Ellen Kooijman aus Stockholm. Sie habe die Vorschläge nach ihrem eigenen
Vorbild bei «Lego Ideas» schon vor einer ganzen Weile eingereicht und habe nicht unbedingt mit grossem Zuspruch gerechnet – jedenfalls bis zum Brief von Charlotte nicht.
«Lego Ideas»
ist eine Online-Plattform, auf der die Fans ihre Entwürfe für neue Spielfiguren
einbringen können, die schliesslich von einer Jury bewertet und bestenfalls
sogar umgesetzt werden. Über 10‘000 Unterstützerinnen und Unterstützer prüfen die
eingebrachten Ideen und lassen sie der Jury zukommen, die sie dann weiterverfolgt. Nur ein Set wird übrigens pro Jahreszeit aus den Fan-Eingaben realisiert. Für einmal also haben die Frauen gewonnen.
Wieso aber hat Lego nicht vor Charlottes Brief schon an die
Mädchen gedacht und eigene Ideen realisiert? Martina Augenstein von Lego Deutschland soll gegenüber der
«Welt» auf diese Frage geantwortet haben, dass das Spielen mit Legos während
Jahrzehnten vor allem für die Jungs interessant gewesen sei. Mit zunehmendem
Interesse der Mädchen, achte man seit ein paar Jahren aber darauf, mehr weibliche Figuren in die
Sets zu integrieren. Frauen- und Mädchenfiguren leider, die in der heutigen Zeit keinen Platz mehr haben, so sie denn alleine für die Frauen stehen. Doch die drei
Forscherinnen sind immerhin ein Anfang. Ein Anfang, dem aber weitere spannende Sets,
am besten mit männlicher UND weiblicher Besetzung, folgen müssen.
So kamen die
Entwürfe Ellen Kooijmans übrigens mithilfe eines Online-Programms zu Lego: Link
Die Entwürfe werden mit einer speziellen Software direkt am PC realisiert und dem Publikum zur Bewertung vorgelegt. Ideen, die mehr als 10‘000 Likes erhalten, werden einem
Prüfungsausschuss vorgelegt, dessen Urteil letztlich entscheidet, ob und wie ein Projekt verwirklicht werden könnte.
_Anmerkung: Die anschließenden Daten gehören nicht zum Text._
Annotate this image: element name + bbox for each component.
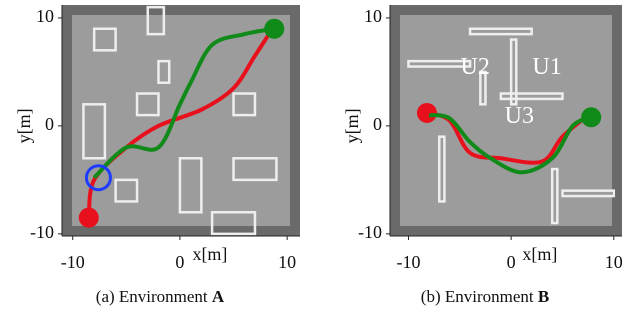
start-marker [264, 19, 284, 39]
x-tick-label: 0 [175, 252, 184, 272]
y-tick-label: 10 [36, 6, 54, 26]
caption-text: (a) Environment [96, 287, 208, 306]
y-tick-label: 0 [45, 114, 54, 134]
region-label: U2 [461, 54, 490, 80]
caption: (b) Environment B [421, 287, 549, 306]
y-axis-label: y[m] [342, 108, 362, 143]
region-label: U1 [532, 54, 561, 80]
x-axis-label: x[m] [192, 244, 227, 264]
x-tick-label: -10 [396, 252, 420, 272]
x-tick-label: 0 [507, 252, 516, 272]
start-marker [79, 208, 99, 228]
y-tick-label: 10 [364, 6, 382, 26]
y-tick-label: 0 [373, 114, 382, 134]
y-tick-label: -10 [30, 222, 54, 242]
x-tick-label: 10 [605, 252, 623, 272]
y-axis-label: y[m] [14, 108, 34, 143]
caption-bold: A [212, 287, 225, 306]
start-marker [417, 103, 437, 123]
caption-text: (b) Environment [421, 287, 534, 306]
page: {"chart_data": [ {"type": "line", "capti… [0, 0, 626, 320]
y-tick-label: -10 [358, 222, 382, 242]
x-axis-label: x[m] [522, 244, 557, 264]
caption: (a) Environment A [96, 287, 225, 306]
caption-bold: B [538, 287, 549, 306]
x-tick-label: 10 [278, 252, 296, 272]
x-tick-label: -10 [61, 252, 85, 272]
region-label: U3 [505, 103, 534, 129]
start-marker [581, 107, 601, 127]
figure: -10 0 10 -10 0 10 x[m] y[m] (a) Environment A -10… [0, 0, 626, 320]
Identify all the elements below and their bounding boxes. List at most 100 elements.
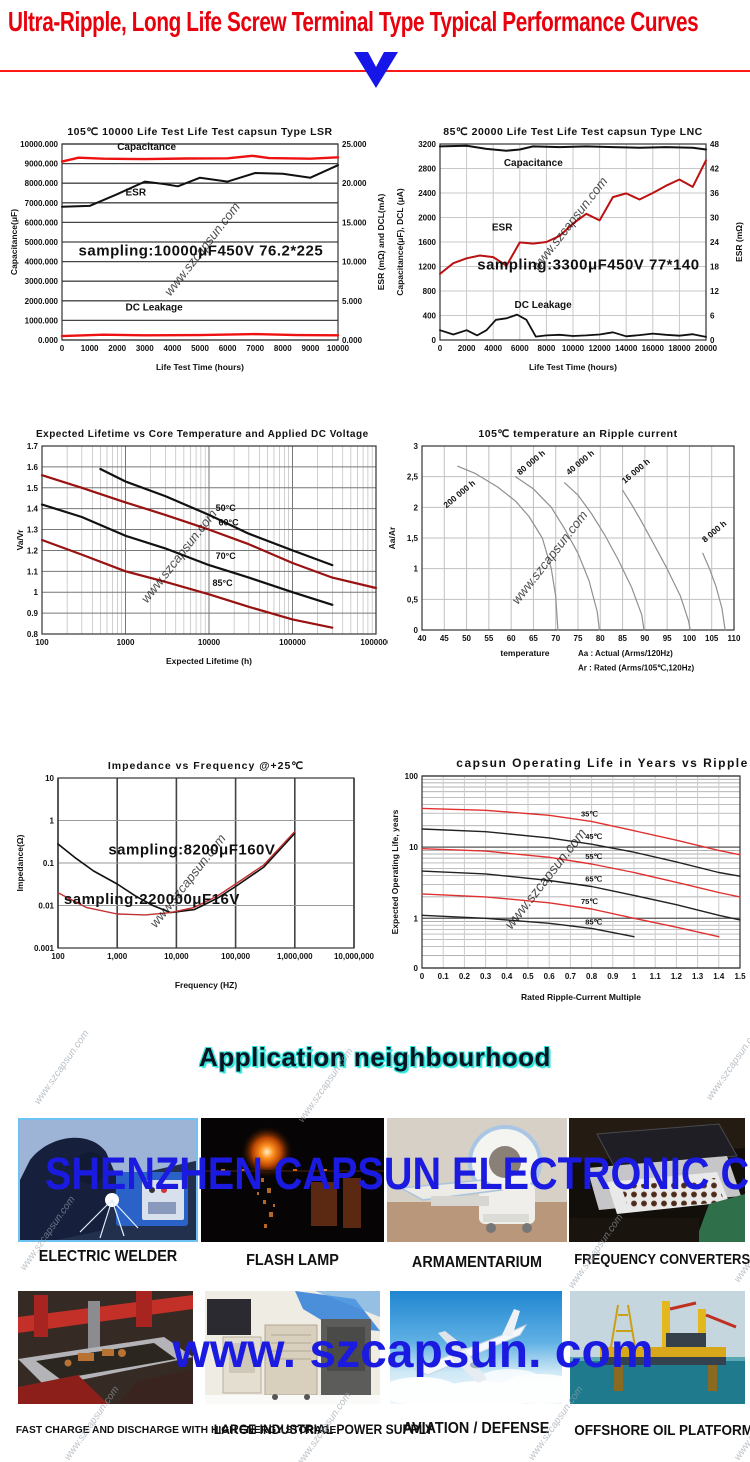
chart-text: 0 [414,964,419,973]
caption-aviation-defense: AVIATION / DEFENSE [402,1420,550,1437]
chart-text: 6 [710,312,715,321]
chart-text: 80 [596,634,605,643]
chart-text: 0.001 [34,944,55,953]
curve-label: DC Leakage [514,300,572,311]
chart-text: 1.4 [27,505,39,514]
chart-lifetime-voltage: 100 1000 10000 100000 1000000 1.7 1.6 1.5 1.4 1.3… [12,424,388,668]
chart-text: 1 [414,565,419,574]
chart-text: 5.000 [342,297,363,306]
chart-text: 20.000 [342,179,367,188]
chart-text: 0.4 [501,972,513,981]
chart-text: 0 [414,626,419,635]
series-DC Leakage [60,332,340,338]
series-45C [421,828,741,877]
chart-text: 1.4 [713,972,725,981]
chart-text: 10.000 [342,258,367,267]
chart-text: 0 [432,336,437,345]
chart-text: 100 [35,638,49,647]
chart-text: 9000 [302,344,320,353]
chart-text: 6000.000 [25,218,59,227]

Die Forscherinnen kommen demnächst in die Regale. Kaufen wir sie auch, damit sie Erfolg haben. Erfreuen wir unsere legoangefressenen Nichten, Töchter, Enkelinnen und Patentöchterchen mit diesen sinnvollen und spannenden Frauenfiguren.
Und welche Frauenfiguren
wünschen Sie sich noch im Sortiment? Den Forscherinnen müssen weitere moderne weibliche Persönlichkeiten folgen.
Haben Sie eine eigene Idee, dann versuchen Sie ihr Glück doch einfach auch
einmal und reichen Sie Ihren Vorschlag online bei Lego ein!